Which of the following is smallest?

A)$10 - 3\sqrt{11} \qquad$ B) $8-3\sqrt{7} \qquad$ C) $5-2\sqrt{6} \qquad$ D) $9-4\sqrt{5} \qquad$ E) $7-4\sqrt{3}$

We could note that $10 - 3\sqrt{11} = 10-\sqrt{3^2\times 11} = \sqrt{100} - \sqrt{99}$.

Similarly, \begin{align*} 8-3\sqrt{7} &= \sqrt{64} - \sqrt{63}, \\ 5-2\sqrt{6} &= \sqrt{25}- \sqrt{24}, \\ 9-4\sqrt{5} &= \sqrt{81}-\sqrt{80}, \\ 7-4\sqrt{3} &= \sqrt{49}-\sqrt{48}. \end{align*}

So all the options are of the form $\sqrt{x} - \sqrt{x-1}$.

What does the graph of $y = \sqrt{x} - \sqrt{x-1}$ look like? It seems intuitively obvious that as $x$ gets bigger, $y$ gets smaller.

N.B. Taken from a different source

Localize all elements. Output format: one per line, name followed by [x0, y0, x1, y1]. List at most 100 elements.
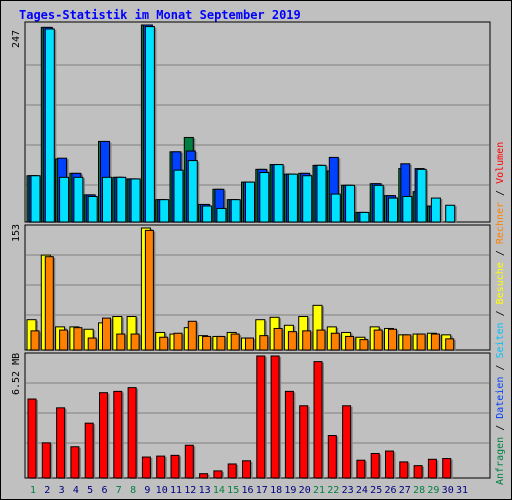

For example, $\sqrt{100}-\sqrt{99}$ is surely bigger than $\sqrt{10\,000} - \sqrt{9\,999}$.

So we need to pick the largest value of $x$ on offer, and the answer is (A).

We could note that $(\sqrt{x} - \sqrt{x-1} )(\sqrt{x} + \sqrt{x-1} ) =1$, and so $\sqrt{x} - \sqrt{x-1} = \dfrac{1}{\sqrt{x} + \sqrt{x-1}}$, which certainly gets smaller as $x$ increases.